Over the past two years, the Private Philanthropy Circle, a network of local philanthropic foundations and individual philanthropists that is co-ordinated by Inyathelo, has engaged with Treasury and the South African Revenue Services to promote improved tax benefits for those who commit their personal resources towards actively developing our country – be it through advocacy, the arts, education, healthcare, or the provision of basic services.
The Income Tax Act currently requires philanthropic foundations to distribute 75 per cent of the money they generate within a year. This requirement means that Foundations and charitable Trusts are unable to consolidate their capital, making it difficult for these grantmakers to sustain themselves and provide ongoing funds for the public benefit organisations they support.

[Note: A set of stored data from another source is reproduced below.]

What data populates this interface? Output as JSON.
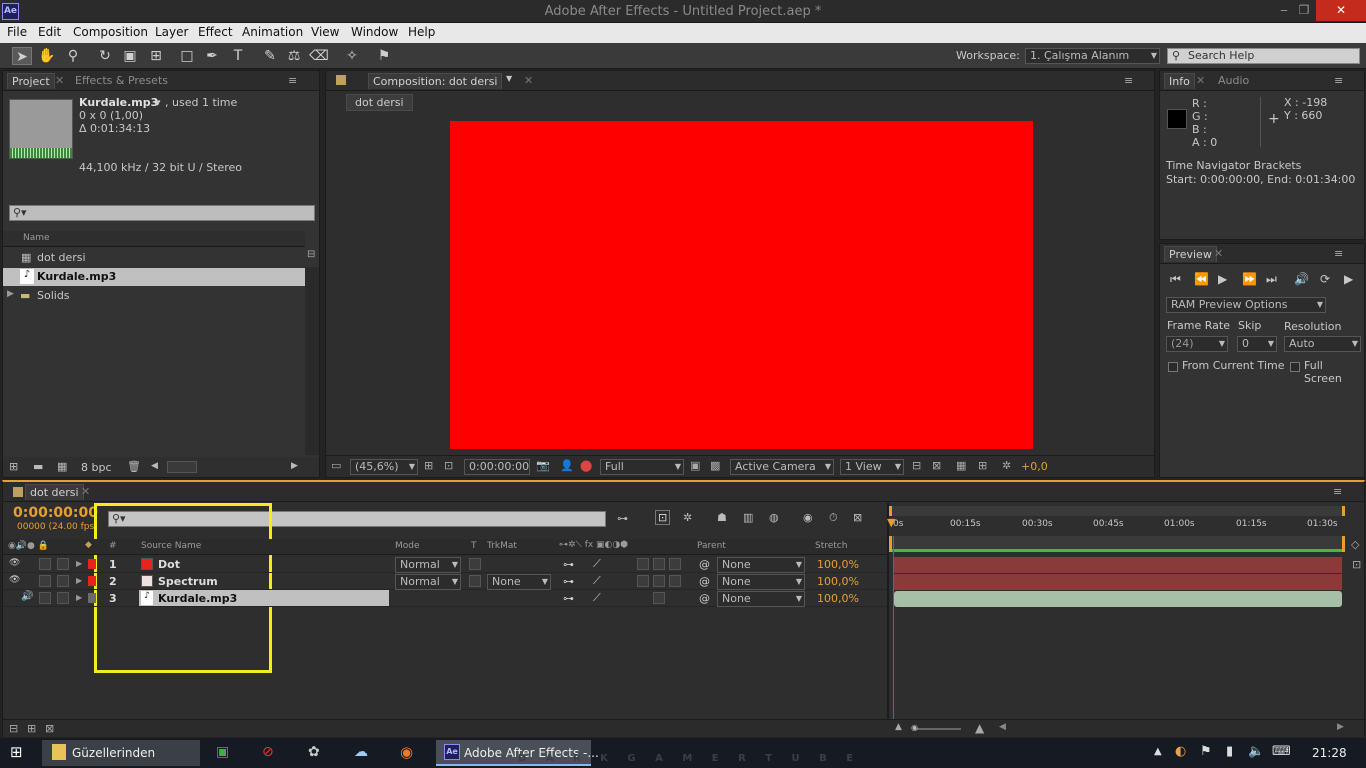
{
  "window": {
    "title": "Adobe After Effects - Untitled Project.aep *",
    "logo": "Ae",
    "minimize": "‒",
    "restore": "❐",
    "close": "✕"
  },
  "menu": [
    "File",
    "Edit",
    "Composition",
    "Layer",
    "Effect",
    "Animation",
    "View",
    "Window",
    "Help"
  ],
  "toolbar": {
    "workspace_label": "Workspace:",
    "workspace_value": "1. Çalışma Alanım",
    "search_placeholder": "Search Help"
  },
  "project": {
    "tab_project": "Project",
    "tab_effects": "Effects & Presets",
    "item_name": "Kurdale.mp3",
    "item_used": ", used 1 time",
    "item_dims": "0 x 0 (1,00)",
    "item_duration": "Δ 0:01:34:13",
    "item_audio": "44,100 kHz / 32 bit U / Stereo",
    "col_name": "Name",
    "items": [
      "dot dersi",
      "Kurdale.mp3",
      "Solids"
    ],
    "bpc": "8 bpc"
  },
  "composition": {
    "tab": "Composition: dot dersi",
    "subtab": "dot dersi",
    "zoom": "(45,6%)",
    "timecode": "0:00:00:00",
    "resolution": "Full",
    "camera": "Active Camera",
    "view": "1 View",
    "exposure": "+0,0",
    "bg_color": "#ff0000"
  },
  "info": {
    "tab_info": "Info",
    "tab_audio": "Audio",
    "r": "R :",
    "g": "G :",
    "b": "B :",
    "a": "A : 0",
    "x": "X : -198",
    "y": "Y : 660",
    "nav_title": "Time Navigator Brackets",
    "nav_range": "Start: 0:00:00:00, End: 0:01:34:00"
  },
  "preview": {
    "tab": "Preview",
    "ram": "RAM Preview Options",
    "frame_rate_label": "Frame Rate",
    "skip_label": "Skip",
    "resolution_label": "Resolution",
    "frame_rate": "(24)",
    "skip": "0",
    "resolution": "Auto",
    "from_current": "From Current Time",
    "full_screen": "Full Screen"
  },
  "timeline": {
    "tab": "dot dersi",
    "timecode": "0:00:00:00",
    "fps": "00000 (24.00 fps)",
    "col_num": "#",
    "col_source": "Source Name",
    "col_mode": "Mode",
    "col_t": "T",
    "col_trkmat": "TrkMat",
    "col_parent": "Parent",
    "col_stretch": "Stretch",
    "ruler": [
      "0s",
      "00:15s",
      "00:30s",
      "00:45s",
      "01:00s",
      "01:15s",
      "01:30s"
    ],
    "layers": [
      {
        "num": "1",
        "name": "Dot",
        "color": "#e8231b",
        "mode": "Normal",
        "trkmat": "",
        "parent": "None",
        "stretch": "100,0%"
      },
      {
        "num": "2",
        "name": "Spectrum",
        "color": "#f0e0e0",
        "mode": "Normal",
        "trkmat": "None",
        "parent": "None",
        "stretch": "100,0%"
      },
      {
        "num": "3",
        "name": "Kurdale.mp3",
        "color": "",
        "mode": "",
        "trkmat": "",
        "parent": "None",
        "stretch": "100,0%"
      }
    ]
  },
  "taskbar": {
    "folder": "Güzellerinden",
    "ae": "Adobe After Effects -...",
    "clock": "21:28",
    "watermark": "D A R K G A M E R T U B E"
  }
}
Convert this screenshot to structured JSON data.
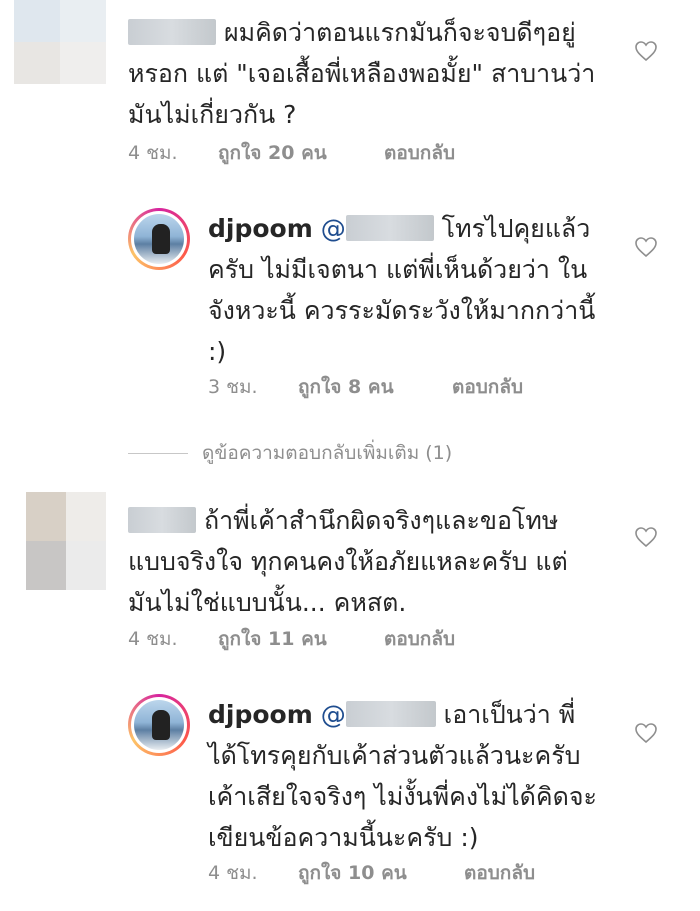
{
  "comments": [
    {
      "username_masked": "",
      "text": "ผมคิดว่าตอนแรกมันก็จะจบดีๆอยู่หรอก แต่ \"เจอเสื้อพี่เหลืองพอมั้ย\" สาบานว่ามันไม่เกี่ยวกัน ?",
      "time": "4 ชม.",
      "likes": "ถูกใจ 20 คน",
      "reply": "ตอบกลับ"
    },
    {
      "username": "djpoom",
      "mention_prefix": "@",
      "text": "โทรไปคุยแล้วครับ ไม่มีเจตนา แต่พี่เห็นด้วยว่า ในจังหวะนี้ ควรระมัดระวังให้มากกว่านี้ :)",
      "time": "3 ชม.",
      "likes": "ถูกใจ 8 คน",
      "reply": "ตอบกลับ"
    },
    {
      "more_replies": "ดูข้อความตอบกลับเพิ่มเติม (1)"
    },
    {
      "text": "ถ้าพี่เค้าสำนึกผิดจริงๆและขอโทษแบบจริงใจ ทุกคนคงให้อภัยแหละครับ แต่มันไม่ใช่แบบนั้น... คหสต.",
      "time": "4 ชม.",
      "likes": "ถูกใจ 11 คน",
      "reply": "ตอบกลับ"
    },
    {
      "username": "djpoom",
      "mention_prefix": "@",
      "text": "เอาเป็นว่า พี่ได้โทรคุยกับเค้าส่วนตัวแล้วนะครับ เค้าเสียใจจริงๆ ไม่งั้นพี่คงไม่ได้คิดจะเขียนข้อความนี้นะครับ :)",
      "time": "4 ชม.",
      "likes": "ถูกใจ 10 คน",
      "reply": "ตอบกลับ"
    }
  ],
  "colors": {
    "meta": "#8e8e8e",
    "text": "#262626",
    "mention": "#1f4d8f"
  },
  "icons": {
    "like": "heart-outline-icon"
  }
}
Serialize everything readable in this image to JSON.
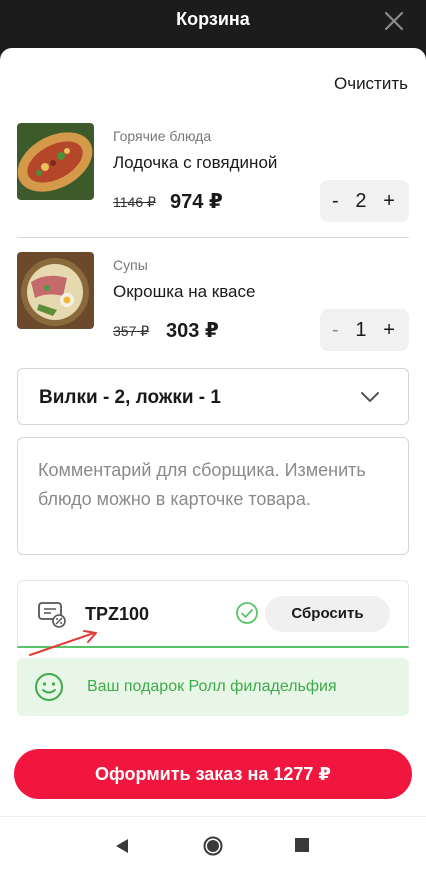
{
  "header": {
    "title": "Корзина",
    "close_icon": "close-icon"
  },
  "actions": {
    "clear_label": "Очистить"
  },
  "cart": {
    "items": [
      {
        "category": "Горячие блюда",
        "name": "Лодочка с говядиной",
        "old_price": "1146 ₽",
        "price": "974 ₽",
        "quantity": "2",
        "minus": "-",
        "plus": "+"
      },
      {
        "category": "Супы",
        "name": "Окрошка на квасе",
        "old_price": "357 ₽",
        "price": "303 ₽",
        "quantity": "1",
        "minus": "-",
        "plus": "+"
      }
    ]
  },
  "cutlery": {
    "selected": "Вилки - 2, ложки - 1",
    "icon": "chevron-down-icon"
  },
  "comment": {
    "placeholder": "Комментарий для сборщика. Изменить блюдо можно в карточке товара."
  },
  "promo": {
    "code": "TPZ100",
    "reset_label": "Сбросить",
    "status_color": "#58c46a"
  },
  "gift": {
    "text": "Ваш подарок Ролл филадельфия",
    "color": "#3faa49"
  },
  "checkout": {
    "label": "Оформить заказ на 1277 ₽",
    "color": "#f0163d"
  }
}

Inyathelo also welcomes Minister Gordhan’s announcement that funders who invest through a venture capital company that provides support and financial assistance to micro-enterprises, can also claim a tax deduction on their investment. In addition, it is planned that grants received by small and medium sized enterprises will be tax exempt, regardless of the source of funds.
Individual giving is now the biggest source of donor money in South Africa and we applaud Minister Gordhan’s acknowledgement of the important role that philanthropists and other grantmakers play in providing innovative solutions to our many socio-economic challenges.